La minaccia nucleare 80 anni dopo 

di Maurizio Simoncelli 

Sono passati ottanta anni da quel 6 agosto del 1945 quando, al termine della seconda guerra mondiale, le città di Hiroshima prima e di Nagasaki poi furono annientate dalla bomba atomica.

Centinaia di migliaia di vite umane, quasi tutti civili, furono spazzate via in un momento e decine di migliaia di sopravvissuti, quelli che poi saranno noti come gli “hibakusha”, portarono sul proprio corpo per tutta la vita i segni indelebili di quell’aggressione.

Iniziava l’era nucleare e il mondo non sarebbe stato più lo stesso. Gli Stati Uniti per un breve periodo furono gli unici a possedere la superarma atomica, ma poi Urss, Gran Bretagna, Francia e Cina se ne dotarono anch’esse. Per evitare un’ulteriore corsa agli armamenti nucleari fu firmato il Trattato di Non Proliferazione - TNP, a cui hanno aderito ben 191 Paesi. Tuttavia successivamente in un modo o in un altro, India, Pakistan, Corea del Nord e Israele se ne dotarono illecitamente.

Comunque sia, nell’epoca della Guerra Fredda il TNP riuscì a esercitare un freno, insieme ad accordi come l’Open Skies (Cieli aperti) e altri (SALT, START, ecc.), sulla corsa agli armamenti nucleari, mantenendo aperti canali di comunicazione e di confronto tra americani e russi, che nel XXI secolo sono stati via via cancellati o chiusi.

Il progressivo deterioramento nelle relazioni internazionali e l’opzione politica per un crescente confronto “muscolare” ha portato alla situazione attuale in cui, oltre alle minacce aperte, assistiamo a palesi violazioni delle norme del TNP attraverso azioni militari unilaterali  (vedi l’attacco israeliano/statunitense all’Iran) in nome di una non-proliferazione che è sì un impegno previsto nel TNP, ma collegato all'impegno per le potenze nucleari a intraprendere azioni di disarmo dei loro ipertrofici arsenali.

A complicare ancor più il quadro, a livello UE aumenta l'agitazione e si moltiplicano le voci dei leader (il polacco Donald Tusk, il francese Macron e il tedesco Merz, oltre alle offerte di collaborazione dell'altro Paese nucleare in Europa, la Gran Bretagna) che invocano l’atomica europea, per un’improbabile deterrenza rispetto alle migliaia di testate delle due superpotenze, Russia e Stati Uniti.
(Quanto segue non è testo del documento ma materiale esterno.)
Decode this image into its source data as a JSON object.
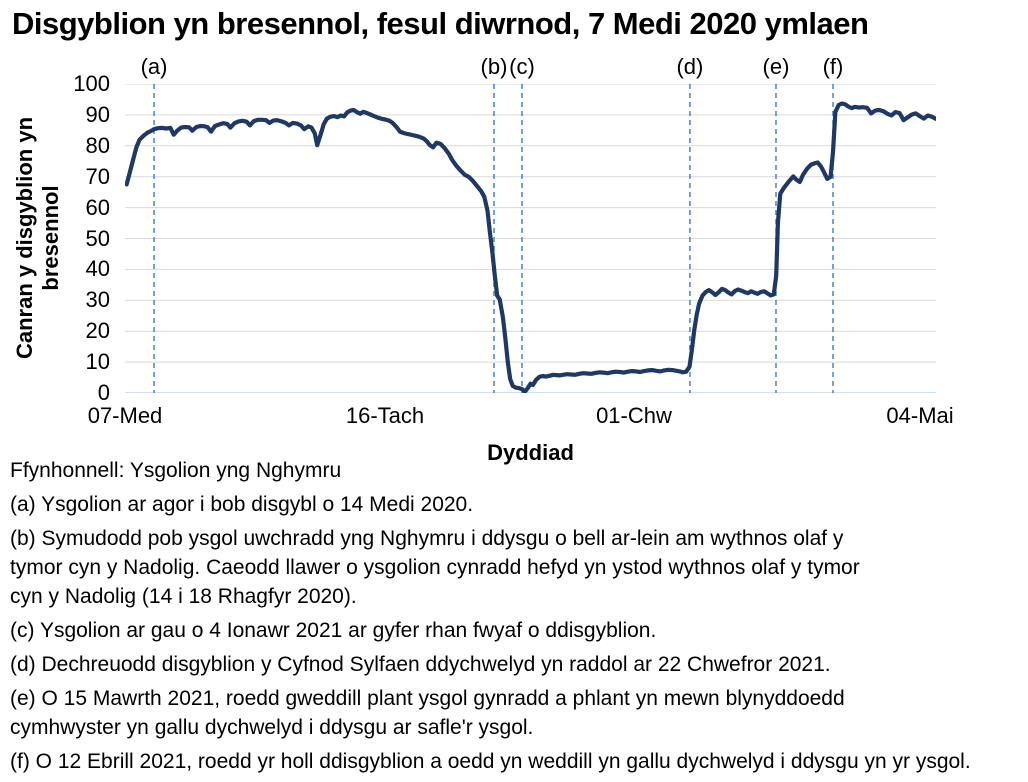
{
  "title": "Disgyblion yn bresennol, fesul diwrnod, 7 Medi 2020 ymlaen",
  "chart_data": {
    "type": "line",
    "title": "Disgyblion yn bresennol, fesul diwrnod, 7 Medi 2020 ymlaen",
    "xlabel": "Dyddiad",
    "ylabel": "Canran y disgyblion yn\nbresennol",
    "ylim": [
      0,
      100
    ],
    "grid": "horizontal",
    "legend": "none",
    "y_ticks": [
      0,
      10,
      20,
      30,
      40,
      50,
      60,
      70,
      80,
      90,
      100
    ],
    "x_ticks": [
      {
        "label": "07-Med",
        "pos": 0.0
      },
      {
        "label": "16-Tach",
        "pos": 0.3206
      },
      {
        "label": "01-Chw",
        "pos": 0.6276
      },
      {
        "label": "04-Mai",
        "pos": 0.9803
      }
    ],
    "annotations": [
      {
        "label": "(a)",
        "pos": 0.0358
      },
      {
        "label": "(b)",
        "pos": 0.455
      },
      {
        "label": "(c)",
        "pos": 0.4895
      },
      {
        "label": "(d)",
        "pos": 0.6966
      },
      {
        "label": "(e)",
        "pos": 0.8027
      },
      {
        "label": "(f)",
        "pos": 0.873
      }
    ],
    "line_color": "#1f3864",
    "annotation_line_color": "#3579d6",
    "gridline_color": "#d9d9d9",
    "baseline_color": "#bdd7ee",
    "series": [
      {
        "name": "Canran y disgyblion yn bresennol",
        "points": [
          [
            0.002,
            67.5
          ],
          [
            0.006,
            71.5
          ],
          [
            0.01,
            75.5
          ],
          [
            0.014,
            79.5
          ],
          [
            0.018,
            82.0
          ],
          [
            0.023,
            83.3
          ],
          [
            0.028,
            84.3
          ],
          [
            0.032,
            84.8
          ],
          [
            0.036,
            85.4
          ],
          [
            0.041,
            85.7
          ],
          [
            0.046,
            85.8
          ],
          [
            0.051,
            85.6
          ],
          [
            0.056,
            85.8
          ],
          [
            0.06,
            83.6
          ],
          [
            0.064,
            84.8
          ],
          [
            0.069,
            85.9
          ],
          [
            0.074,
            86.1
          ],
          [
            0.079,
            86.0
          ],
          [
            0.083,
            84.9
          ],
          [
            0.088,
            86.1
          ],
          [
            0.093,
            86.4
          ],
          [
            0.098,
            86.3
          ],
          [
            0.102,
            86.0
          ],
          [
            0.106,
            84.6
          ],
          [
            0.111,
            86.4
          ],
          [
            0.116,
            86.9
          ],
          [
            0.121,
            87.3
          ],
          [
            0.126,
            87.1
          ],
          [
            0.13,
            85.9
          ],
          [
            0.135,
            87.3
          ],
          [
            0.14,
            87.9
          ],
          [
            0.145,
            88.1
          ],
          [
            0.15,
            87.8
          ],
          [
            0.154,
            86.6
          ],
          [
            0.159,
            88.0
          ],
          [
            0.164,
            88.4
          ],
          [
            0.169,
            88.4
          ],
          [
            0.174,
            88.3
          ],
          [
            0.178,
            87.4
          ],
          [
            0.183,
            88.2
          ],
          [
            0.188,
            88.3
          ],
          [
            0.193,
            87.9
          ],
          [
            0.198,
            87.4
          ],
          [
            0.202,
            86.6
          ],
          [
            0.207,
            87.4
          ],
          [
            0.212,
            87.2
          ],
          [
            0.217,
            86.6
          ],
          [
            0.221,
            85.4
          ],
          [
            0.226,
            86.3
          ],
          [
            0.23,
            85.9
          ],
          [
            0.234,
            84.0
          ],
          [
            0.237,
            80.2
          ],
          [
            0.241,
            83.5
          ],
          [
            0.245,
            87.0
          ],
          [
            0.249,
            88.8
          ],
          [
            0.253,
            89.4
          ],
          [
            0.258,
            89.6
          ],
          [
            0.262,
            89.3
          ],
          [
            0.266,
            89.8
          ],
          [
            0.27,
            89.5
          ],
          [
            0.274,
            90.8
          ],
          [
            0.278,
            91.4
          ],
          [
            0.282,
            91.6
          ],
          [
            0.286,
            90.9
          ],
          [
            0.29,
            90.4
          ],
          [
            0.294,
            91.0
          ],
          [
            0.298,
            90.6
          ],
          [
            0.302,
            90.2
          ],
          [
            0.307,
            89.6
          ],
          [
            0.312,
            89.1
          ],
          [
            0.317,
            88.7
          ],
          [
            0.321,
            88.5
          ],
          [
            0.326,
            88.1
          ],
          [
            0.33,
            87.4
          ],
          [
            0.335,
            86.0
          ],
          [
            0.339,
            84.6
          ],
          [
            0.344,
            84.1
          ],
          [
            0.349,
            83.8
          ],
          [
            0.354,
            83.5
          ],
          [
            0.359,
            83.2
          ],
          [
            0.363,
            82.9
          ],
          [
            0.368,
            82.4
          ],
          [
            0.372,
            81.5
          ],
          [
            0.376,
            80.2
          ],
          [
            0.38,
            79.5
          ],
          [
            0.384,
            81.0
          ],
          [
            0.389,
            80.6
          ],
          [
            0.394,
            79.3
          ],
          [
            0.399,
            77.5
          ],
          [
            0.404,
            75.2
          ],
          [
            0.409,
            73.4
          ],
          [
            0.414,
            71.9
          ],
          [
            0.419,
            70.6
          ],
          [
            0.424,
            69.9
          ],
          [
            0.429,
            68.6
          ],
          [
            0.434,
            67.0
          ],
          [
            0.439,
            65.4
          ],
          [
            0.443,
            63.5
          ],
          [
            0.447,
            59.0
          ],
          [
            0.45,
            52.0
          ],
          [
            0.453,
            45.5
          ],
          [
            0.456,
            38.0
          ],
          [
            0.459,
            31.5
          ],
          [
            0.462,
            30.3
          ],
          [
            0.466,
            24.5
          ],
          [
            0.469,
            17.5
          ],
          [
            0.472,
            10.0
          ],
          [
            0.475,
            4.5
          ],
          [
            0.478,
            2.3
          ],
          [
            0.482,
            1.7
          ],
          [
            0.486,
            1.6
          ],
          [
            0.49,
            1.2
          ],
          [
            0.493,
            0.4
          ],
          [
            0.496,
            1.4
          ],
          [
            0.5,
            3.0
          ],
          [
            0.503,
            2.6
          ],
          [
            0.507,
            4.3
          ],
          [
            0.511,
            5.2
          ],
          [
            0.515,
            5.5
          ],
          [
            0.519,
            5.3
          ],
          [
            0.524,
            5.6
          ],
          [
            0.528,
            5.9
          ],
          [
            0.532,
            5.8
          ],
          [
            0.536,
            5.7
          ],
          [
            0.54,
            5.9
          ],
          [
            0.545,
            6.1
          ],
          [
            0.55,
            6.0
          ],
          [
            0.555,
            5.9
          ],
          [
            0.56,
            6.2
          ],
          [
            0.565,
            6.4
          ],
          [
            0.57,
            6.3
          ],
          [
            0.575,
            6.2
          ],
          [
            0.58,
            6.5
          ],
          [
            0.585,
            6.7
          ],
          [
            0.59,
            6.6
          ],
          [
            0.595,
            6.4
          ],
          [
            0.6,
            6.7
          ],
          [
            0.605,
            6.9
          ],
          [
            0.61,
            6.8
          ],
          [
            0.615,
            6.6
          ],
          [
            0.62,
            6.9
          ],
          [
            0.625,
            7.1
          ],
          [
            0.63,
            7.0
          ],
          [
            0.635,
            6.8
          ],
          [
            0.64,
            7.1
          ],
          [
            0.645,
            7.3
          ],
          [
            0.65,
            7.4
          ],
          [
            0.655,
            7.2
          ],
          [
            0.66,
            7.0
          ],
          [
            0.665,
            7.3
          ],
          [
            0.67,
            7.5
          ],
          [
            0.675,
            7.4
          ],
          [
            0.68,
            7.2
          ],
          [
            0.684,
            7.0
          ],
          [
            0.688,
            6.7
          ],
          [
            0.692,
            6.9
          ],
          [
            0.696,
            8.5
          ],
          [
            0.699,
            14.0
          ],
          [
            0.702,
            20.5
          ],
          [
            0.705,
            25.5
          ],
          [
            0.708,
            29.0
          ],
          [
            0.712,
            31.5
          ],
          [
            0.716,
            32.7
          ],
          [
            0.72,
            33.3
          ],
          [
            0.724,
            32.6
          ],
          [
            0.728,
            31.7
          ],
          [
            0.732,
            32.6
          ],
          [
            0.736,
            33.7
          ],
          [
            0.74,
            33.3
          ],
          [
            0.744,
            32.5
          ],
          [
            0.748,
            31.9
          ],
          [
            0.752,
            33.0
          ],
          [
            0.756,
            33.5
          ],
          [
            0.76,
            33.1
          ],
          [
            0.764,
            32.7
          ],
          [
            0.768,
            32.3
          ],
          [
            0.772,
            32.9
          ],
          [
            0.776,
            32.5
          ],
          [
            0.78,
            32.1
          ],
          [
            0.784,
            32.7
          ],
          [
            0.788,
            32.9
          ],
          [
            0.792,
            32.3
          ],
          [
            0.796,
            31.6
          ],
          [
            0.8,
            31.9
          ],
          [
            0.803,
            38.0
          ],
          [
            0.805,
            55.0
          ],
          [
            0.808,
            64.5
          ],
          [
            0.812,
            66.2
          ],
          [
            0.816,
            67.6
          ],
          [
            0.82,
            68.9
          ],
          [
            0.824,
            70.1
          ],
          [
            0.828,
            69.0
          ],
          [
            0.832,
            68.3
          ],
          [
            0.836,
            70.6
          ],
          [
            0.841,
            72.6
          ],
          [
            0.846,
            73.9
          ],
          [
            0.85,
            74.3
          ],
          [
            0.854,
            74.6
          ],
          [
            0.858,
            73.4
          ],
          [
            0.862,
            71.4
          ],
          [
            0.866,
            69.3
          ],
          [
            0.87,
            70.0
          ],
          [
            0.873,
            78.0
          ],
          [
            0.876,
            91.0
          ],
          [
            0.88,
            93.2
          ],
          [
            0.884,
            93.7
          ],
          [
            0.888,
            93.4
          ],
          [
            0.892,
            92.7
          ],
          [
            0.896,
            92.2
          ],
          [
            0.9,
            92.6
          ],
          [
            0.905,
            92.4
          ],
          [
            0.91,
            92.5
          ],
          [
            0.915,
            92.3
          ],
          [
            0.92,
            90.5
          ],
          [
            0.925,
            91.4
          ],
          [
            0.93,
            91.6
          ],
          [
            0.935,
            91.2
          ],
          [
            0.94,
            90.4
          ],
          [
            0.945,
            89.8
          ],
          [
            0.95,
            90.9
          ],
          [
            0.955,
            90.6
          ],
          [
            0.96,
            88.3
          ],
          [
            0.965,
            89.2
          ],
          [
            0.97,
            90.1
          ],
          [
            0.975,
            90.5
          ],
          [
            0.98,
            89.6
          ],
          [
            0.985,
            88.8
          ],
          [
            0.99,
            89.8
          ],
          [
            0.995,
            89.4
          ],
          [
            1.0,
            88.7
          ]
        ]
      }
    ]
  },
  "footer": {
    "source": "Ffynhonnell: Ysgolion yng Nghymru",
    "notes": {
      "a": "(a) Ysgolion ar agor i bob disgybl o 14 Medi 2020.",
      "b": "(b) Symudodd pob ysgol uwchradd yng Nghymru i ddysgu o bell ar-lein am wythnos olaf y\ntymor cyn y Nadolig. Caeodd llawer o ysgolion cynradd hefyd yn ystod wythnos olaf y tymor\ncyn y Nadolig (14 i 18 Rhagfyr 2020).",
      "c": "(c) Ysgolion ar gau o 4 Ionawr 2021 ar gyfer rhan fwyaf o ddisgyblion.",
      "d": "(d) Dechreuodd disgyblion y Cyfnod Sylfaen ddychwelyd yn raddol ar 22 Chwefror 2021.",
      "e": "(e) O 15 Mawrth 2021, roedd gweddill plant ysgol gynradd a phlant yn mewn blynyddoedd\ncymhwyster yn gallu dychwelyd i ddysgu ar safle'r ysgol.",
      "f": "(f) O 12 Ebrill 2021, roedd yr holl ddisgyblion a oedd yn weddill yn gallu dychwelyd i ddysgu yn yr ysgol."
    }
  }
}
Nel clima del Rearm Europe, si immagina un ruolo nucleare per una UE, divisa peraltro tra 27 eserciti e con 27 stati maggiori, altrettanti premier, ministri della difesa e ministri degli esteri.

Nel frattempo, i progressi tecnologici nell'ambito nucleare (imminente e totalmente imprevedibile nelle sue conseguenze la paventata applicazione ad esso dell'Intelligenza Artificiale) hanno portato a sviluppare vari modelli sia di testate sia di missili negli arsenali di Russia e Stati Uniti, che detengono il 90% del totale mondiale. 

La potenza delle cariche è stata diminuita a vantaggio della precisione e molteplicità delle testate, così come della velocità ipersonica dei vettori, allo scopo di poter usare le une e gli altri più efficacemente in aree circoscritte. Un’altra spinta verso la liquidazione del tabù nucleare che –  come ricordava il premio Nobel per l'economia Thomas Schelling – costituisce, nella tragedia, l'“eredità di Hiroshima" che nel dopoguerra ha moderato i rapporti strategici, in particolare tra Mosca e Washington. 

L'area più a rischio resta l'Europa. Dall’invasione dell’Ucraina Putin ha minacciato più volte l’impiego della Bomba e, dal punto di vista della dottrina, tanto la Nuclear Posture statunitense quanto quella russa, sono assai ambigue in merito.

Le armi nucleari di teatro o a medio-corto raggio, non intercontinentali, poi sono state espulse dalle intese del Cremlino e della Casa Bianca con la fine del Trattato degli antimissili balistici (ABM) nel 2002 a seguito della denuncia statunitense e la questione rimane tuttora irrisolta. È di questi giorni lo scambio di minacce in cui si sono esibiti l'ex presidente russo Dmitry Medved e il presidente USA Donald Trump, il primo resuscitando la "manomorta" automatica di una reazione nucleare di Mosca e il secondo replicando con l'annuncio dello spostamento di sottomarini (presumibilmente dotati di armi nucleari) nelle vicinanze della Russia.

Il confronto muscolare (sia pure retorico) e la diffusa delegittimazione del diritto internazionale rendono lo scenario internazionale sempre più preoccupante. Non sembra aver insegnato nulla all’umanità la tragica esperienza di Hiroshima e Nagasaki ottanta anni fa.